Pod template #

The operator CRD is designed to have a minimal set of direct, short-hand CRD settings to express the most basic attributes of a deployment. For all other settings the CRD provides the flinkConfiguration and podTemplate fields.

Pod templates permit customization of the Flink job and task manager pods, for example to specify volume mounts, ephemeral storage, sidecar containers etc.

Pod templates can be layered, as shown in the example below. A common pod template may hold the settings that apply to both job and task manager, like volumeMounts. Another template under job or task manager can define additional settings that supplement or override those in the common template, such as a task manager sidecar.

The operator is going to merge the common and specific templates for job and task manager respectively.

Here the full example:

apiVersion: flink.apache.org/v1beta1
kind: FlinkDeployment
metadata:
  namespace: default
  name: pod-template-example
spec:
  image: flink:1.17
  flinkVersion: v1_17
  flinkConfiguration:
    taskmanager.numberOfTaskSlots: "2"
  serviceAccount: flink
  podTemplate:
    spec:
      containers:
        # Do not change the main container name
        - name: flink-main-container
          volumeMounts:
            - mountPath: /opt/flink/log
              name: flink-logs
        # Sample sidecar container
        - name: fluentbit
          image: fluent/fluent-bit:1.8.12-debug
          command: [ 'sh','-c','/fluent-bit/bin/fluent-bit -i tail -p path=/flink-logs/*.log -p multiline.parser=java -o stdout' ]
          volumeMounts:
            - mountPath: /flink-logs
              name: flink-logs
      volumes:
        - name: flink-logs
          emptyDir: { }
  jobManager:
    resource:
      memory: "2048m"
      cpu: 1
  taskManager:
    resource:
      memory: "2048m"
      cpu: 1
    podTemplate:
      spec:
        initContainers:
          # Sample sidecar container
          - name: busybox
            image: busybox:1.35.0
            command: [ 'sh','-c','echo hello from task manager' ]
  job:
    jarURI: local:///opt/flink/examples/streaming/StateMachineExample.jar
    parallelism: 2

When using the operator with Flink native Kubernetes integration, please refer to pod template field precedence.

Array Merging Behaviour #

When layering pod templates (defining both a top level and jobmanager specific podtemplate for example) the corresponding yamls are merged together.

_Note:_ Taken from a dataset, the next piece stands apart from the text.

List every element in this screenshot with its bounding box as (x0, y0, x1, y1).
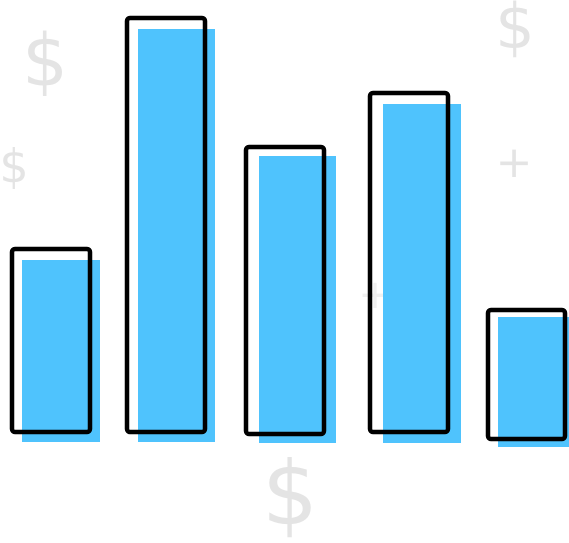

The default behaviour of the pod template mechanism is to merge array arrays by merging the objects in the respective array positions. This requires that containers in the podTemplates are defined in the same order otherwise the results may be undefined.

Default behaviour (merge by position):

arr1: [{name: a, p1: v1}, {name: b, p1: v1}]
arr1: [{name: a, p2: v2}, {name: c, p2: v2}]

merged: [{name: a, p1: v1, p2: v2}, {name: c, p1: v1, p2: v2}]

The operator supports an alternative array merging mechanism that can be enabled by the kubernetes.operator.pod-template.merge-arrays-by-name flag. When true, instead of the default positional merging, object array elements that have a name property defined will be merged by their name and the resulting array will be a union of the two input arrays.

Merge by name:

arr1: [{name: a, p1: v1}, {name: b, p1: v1}]
arr1: [{name: a, p2: v2}, {name: c, p2: v2}]

merged: [{name: a, p1: v1, p2: v2}, {name: b, p1: v1}, {name: c, p2: v2}]

Merging by name can we be very convenient when merging container specs or when the base and override templates are not defined together.